Title: 42 Months In
Rating: PG
Genre: Fluffernutters...but this actually wound up a tiny bit angsty
Pairings: Ten/Rose, Baby
Disclaimer: They ain't mine
A/N: Thank you again for all the awesome feedback on this. I'm really glad so many people seem to like this, as I love writing it.
Summary: I guess the problem is that I don't know how much time you actually have.
Under the cut
Dear Sally,
Welcome to 42 months. You are now the age of the meaning of life. Don't worry, you'll get it when next we run into that nice man, Mr. Dent.
In the last couple of weeks I've started teaching you the letters of the alphabet. The problem is, you seem convinced that C comes before B. But it's not true. The problem is, that you seem so passionate about it, and it's the only thing wrong when you write your ABC's. Or...ACB's as you call them.
I hate to correct you on this. I'm afraid of scarring you for life and turning your world upside down by crushing your firm belief. Your mum's been trying to convince you that B comes before C, but you just won't have it.
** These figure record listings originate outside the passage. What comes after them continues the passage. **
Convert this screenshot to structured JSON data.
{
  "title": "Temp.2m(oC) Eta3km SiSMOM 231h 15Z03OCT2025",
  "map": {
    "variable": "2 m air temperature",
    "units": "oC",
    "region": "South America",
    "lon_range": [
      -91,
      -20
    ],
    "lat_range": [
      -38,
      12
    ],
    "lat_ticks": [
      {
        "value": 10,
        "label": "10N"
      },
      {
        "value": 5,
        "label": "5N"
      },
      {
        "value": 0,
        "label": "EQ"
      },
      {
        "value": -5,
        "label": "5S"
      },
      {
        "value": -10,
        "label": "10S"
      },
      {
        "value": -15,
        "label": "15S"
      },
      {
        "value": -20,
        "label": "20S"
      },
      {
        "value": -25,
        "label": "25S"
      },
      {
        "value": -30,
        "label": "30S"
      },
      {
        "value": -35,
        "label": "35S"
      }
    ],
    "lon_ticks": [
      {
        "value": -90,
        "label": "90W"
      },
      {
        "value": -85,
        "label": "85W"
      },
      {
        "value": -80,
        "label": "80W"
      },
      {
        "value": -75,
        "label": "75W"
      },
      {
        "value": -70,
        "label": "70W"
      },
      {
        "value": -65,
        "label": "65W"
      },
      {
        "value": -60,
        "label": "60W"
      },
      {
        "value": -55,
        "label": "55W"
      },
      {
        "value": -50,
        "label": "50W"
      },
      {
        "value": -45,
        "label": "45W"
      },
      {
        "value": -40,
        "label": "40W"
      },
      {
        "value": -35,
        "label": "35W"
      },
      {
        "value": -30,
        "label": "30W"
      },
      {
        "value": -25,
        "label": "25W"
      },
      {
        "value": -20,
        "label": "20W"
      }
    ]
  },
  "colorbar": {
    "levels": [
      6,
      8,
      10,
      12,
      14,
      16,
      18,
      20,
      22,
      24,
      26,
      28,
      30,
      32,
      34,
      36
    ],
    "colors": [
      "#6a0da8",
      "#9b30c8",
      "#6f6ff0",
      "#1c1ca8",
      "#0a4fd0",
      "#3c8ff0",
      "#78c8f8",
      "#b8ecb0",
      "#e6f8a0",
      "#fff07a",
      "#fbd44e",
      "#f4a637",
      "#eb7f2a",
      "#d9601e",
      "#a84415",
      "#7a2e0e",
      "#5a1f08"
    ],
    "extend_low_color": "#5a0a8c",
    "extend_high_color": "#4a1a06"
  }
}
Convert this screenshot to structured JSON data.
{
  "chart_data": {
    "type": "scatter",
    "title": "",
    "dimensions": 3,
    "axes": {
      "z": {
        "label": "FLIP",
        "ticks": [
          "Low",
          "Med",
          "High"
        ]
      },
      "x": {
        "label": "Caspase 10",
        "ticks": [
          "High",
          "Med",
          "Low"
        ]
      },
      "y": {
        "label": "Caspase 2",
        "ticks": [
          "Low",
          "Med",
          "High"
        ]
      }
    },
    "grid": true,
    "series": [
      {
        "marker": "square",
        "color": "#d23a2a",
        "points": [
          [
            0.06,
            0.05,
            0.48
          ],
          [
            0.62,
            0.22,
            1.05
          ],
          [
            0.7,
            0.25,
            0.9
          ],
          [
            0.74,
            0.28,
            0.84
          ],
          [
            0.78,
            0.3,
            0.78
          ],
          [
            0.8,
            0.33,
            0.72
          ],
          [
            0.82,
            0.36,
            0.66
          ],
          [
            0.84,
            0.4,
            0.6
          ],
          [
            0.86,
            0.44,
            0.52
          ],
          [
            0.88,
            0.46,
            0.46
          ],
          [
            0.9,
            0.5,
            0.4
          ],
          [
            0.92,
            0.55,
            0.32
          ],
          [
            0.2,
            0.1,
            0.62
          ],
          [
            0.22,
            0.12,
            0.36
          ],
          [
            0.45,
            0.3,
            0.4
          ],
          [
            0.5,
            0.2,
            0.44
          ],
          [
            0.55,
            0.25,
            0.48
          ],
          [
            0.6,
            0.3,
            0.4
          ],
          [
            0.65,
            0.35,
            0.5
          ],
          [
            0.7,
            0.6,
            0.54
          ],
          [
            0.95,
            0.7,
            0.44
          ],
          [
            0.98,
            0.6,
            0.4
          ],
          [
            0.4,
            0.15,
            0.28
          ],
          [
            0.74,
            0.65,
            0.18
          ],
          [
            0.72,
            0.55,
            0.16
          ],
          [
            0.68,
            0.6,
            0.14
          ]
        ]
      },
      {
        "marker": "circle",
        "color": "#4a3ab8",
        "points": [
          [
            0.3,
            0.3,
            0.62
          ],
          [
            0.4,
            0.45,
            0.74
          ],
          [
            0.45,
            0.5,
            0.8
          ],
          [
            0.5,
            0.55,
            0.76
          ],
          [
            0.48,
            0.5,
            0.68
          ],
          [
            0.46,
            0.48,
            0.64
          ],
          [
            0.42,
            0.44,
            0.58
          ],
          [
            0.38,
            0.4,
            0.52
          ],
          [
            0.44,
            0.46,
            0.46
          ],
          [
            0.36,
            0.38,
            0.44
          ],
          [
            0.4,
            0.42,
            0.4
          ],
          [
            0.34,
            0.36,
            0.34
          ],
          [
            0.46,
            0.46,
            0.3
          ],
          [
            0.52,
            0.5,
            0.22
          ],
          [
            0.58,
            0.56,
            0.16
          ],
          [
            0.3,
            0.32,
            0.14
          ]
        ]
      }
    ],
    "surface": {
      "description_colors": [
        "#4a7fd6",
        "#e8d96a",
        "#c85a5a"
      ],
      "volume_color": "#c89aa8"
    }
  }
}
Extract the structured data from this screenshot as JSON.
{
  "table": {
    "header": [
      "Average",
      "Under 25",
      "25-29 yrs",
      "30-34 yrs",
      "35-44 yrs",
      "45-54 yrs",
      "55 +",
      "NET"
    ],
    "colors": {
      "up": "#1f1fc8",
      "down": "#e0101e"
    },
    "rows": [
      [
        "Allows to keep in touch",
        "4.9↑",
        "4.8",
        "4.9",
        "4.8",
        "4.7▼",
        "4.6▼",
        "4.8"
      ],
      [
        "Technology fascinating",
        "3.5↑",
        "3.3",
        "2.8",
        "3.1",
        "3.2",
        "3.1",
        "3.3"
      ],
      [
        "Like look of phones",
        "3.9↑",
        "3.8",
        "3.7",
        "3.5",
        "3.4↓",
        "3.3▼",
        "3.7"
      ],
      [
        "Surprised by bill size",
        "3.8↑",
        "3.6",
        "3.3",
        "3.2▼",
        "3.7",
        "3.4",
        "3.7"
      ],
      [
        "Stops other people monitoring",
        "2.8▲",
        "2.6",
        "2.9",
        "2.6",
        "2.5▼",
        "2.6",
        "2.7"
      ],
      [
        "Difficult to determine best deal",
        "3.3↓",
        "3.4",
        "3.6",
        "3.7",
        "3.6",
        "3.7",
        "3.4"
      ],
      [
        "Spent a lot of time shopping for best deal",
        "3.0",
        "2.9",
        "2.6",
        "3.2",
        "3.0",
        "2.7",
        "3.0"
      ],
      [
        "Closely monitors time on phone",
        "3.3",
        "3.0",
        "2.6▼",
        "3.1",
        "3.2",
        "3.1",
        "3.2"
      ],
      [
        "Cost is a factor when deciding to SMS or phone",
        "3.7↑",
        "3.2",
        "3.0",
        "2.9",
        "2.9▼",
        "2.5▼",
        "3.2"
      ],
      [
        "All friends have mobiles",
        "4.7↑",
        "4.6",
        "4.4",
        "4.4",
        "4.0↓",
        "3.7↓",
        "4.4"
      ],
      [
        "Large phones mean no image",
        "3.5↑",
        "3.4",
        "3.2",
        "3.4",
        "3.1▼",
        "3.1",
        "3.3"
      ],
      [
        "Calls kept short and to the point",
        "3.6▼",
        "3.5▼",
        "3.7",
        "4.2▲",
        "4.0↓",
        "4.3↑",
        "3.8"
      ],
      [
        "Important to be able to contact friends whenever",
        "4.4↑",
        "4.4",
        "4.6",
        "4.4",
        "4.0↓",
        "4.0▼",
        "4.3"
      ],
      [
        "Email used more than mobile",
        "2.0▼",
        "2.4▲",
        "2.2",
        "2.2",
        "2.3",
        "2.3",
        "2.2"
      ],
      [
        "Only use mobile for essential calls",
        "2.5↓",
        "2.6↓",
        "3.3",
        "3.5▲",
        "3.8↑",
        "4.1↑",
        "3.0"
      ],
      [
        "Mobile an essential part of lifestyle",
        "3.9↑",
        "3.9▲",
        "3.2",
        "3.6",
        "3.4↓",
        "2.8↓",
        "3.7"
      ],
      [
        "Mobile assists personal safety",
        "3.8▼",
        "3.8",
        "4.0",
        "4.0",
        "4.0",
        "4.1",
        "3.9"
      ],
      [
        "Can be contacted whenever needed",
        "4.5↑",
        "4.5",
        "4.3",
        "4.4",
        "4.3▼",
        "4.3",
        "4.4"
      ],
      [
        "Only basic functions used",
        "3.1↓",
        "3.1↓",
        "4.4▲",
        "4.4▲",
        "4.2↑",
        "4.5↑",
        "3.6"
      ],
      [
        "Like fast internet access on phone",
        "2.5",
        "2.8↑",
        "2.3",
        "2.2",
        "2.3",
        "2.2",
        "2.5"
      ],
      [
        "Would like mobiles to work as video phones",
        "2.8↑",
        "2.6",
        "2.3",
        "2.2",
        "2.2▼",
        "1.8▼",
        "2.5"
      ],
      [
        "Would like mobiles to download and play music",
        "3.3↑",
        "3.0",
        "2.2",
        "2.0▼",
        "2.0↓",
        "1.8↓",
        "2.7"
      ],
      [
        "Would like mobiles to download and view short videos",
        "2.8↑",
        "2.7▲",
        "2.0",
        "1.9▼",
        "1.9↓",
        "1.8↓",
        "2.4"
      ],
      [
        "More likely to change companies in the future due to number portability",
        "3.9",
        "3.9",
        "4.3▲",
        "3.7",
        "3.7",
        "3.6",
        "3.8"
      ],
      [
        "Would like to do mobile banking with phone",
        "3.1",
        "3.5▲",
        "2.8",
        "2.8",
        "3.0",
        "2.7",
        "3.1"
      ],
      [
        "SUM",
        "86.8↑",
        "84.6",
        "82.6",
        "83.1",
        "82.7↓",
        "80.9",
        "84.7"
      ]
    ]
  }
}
Maybe you're just too young for this yet, I don't know. Gallifreyan children developed a bit slower. Well, we had more time to, so it's not really a surprise.
I guess the problem is that I don't know how much time you actually have.
Right. Next topic.
The other night, your mum and I left you with Auntie Sarah-Jane for a few hours while we went out, and you were an absolute angel. You didn't cry when we left, and you didn't give Auntie Sarah-Jane a hard time at all. You watched a movie (Care Bears. Wouldn't have been my choice, but you seemed to like it), and she read you a story.
The only problem we faced was that your Uncle Jack seemed a little jealous that Auntie Sarah-Jane got to babysit and he didn't. He's for possessive of you, though we're still trying to figure out why. So apparently, Mummy and I are going out again tomorrow night while you have some quality time with Uncle Jack.
Don't listen to a work he says. I mean that.
We had a bit of a scare a couple of days ago, when we were crossing the street. Someone, IE, you, didn't look both ways, and were nearly flatten by a rather large truck. We had to sit down and talk about why its important to hold a hand and look both ways before crossing a street anywhere. I don't care if it looks empty. Chances are there's some maniac out there just waiting to run you over.
It's not your fault. Most humans act like the apes they descended from. They don't know any better, and you need to be careful around them, because by Rassilon you do know better. Or you do now. Or you will. You're still very small.
Blimey, we weren't out of the chapter houses at 3 1/2 years old back on Gallifrey, and now I know why. It's terrifying. As much as we try, we're never going to be able to protect you from everything.
Next topic.
Uncle Jack and your mum and I took you to the pool on the TARDIS (yes, there is a pool in here somewhere, Olympic size), and we've been teaching you how to swim. You love it. You especially like getting dunked under water, and tossed around and splashing about.
We got you water wings to start out with so that you can float. You're like a little fish. Which is strange, because we have the hardest time getting you into the bath every night. That's probably more due to crankiness and tiredness more than anything else though.
Tonight, you're sleeping right next to me as I write this. Thumb in your mouth (which needs to stop at some point), curled up.
And the TARDIS has hit something. Which means I have to wrap this up and go figure out what is going on.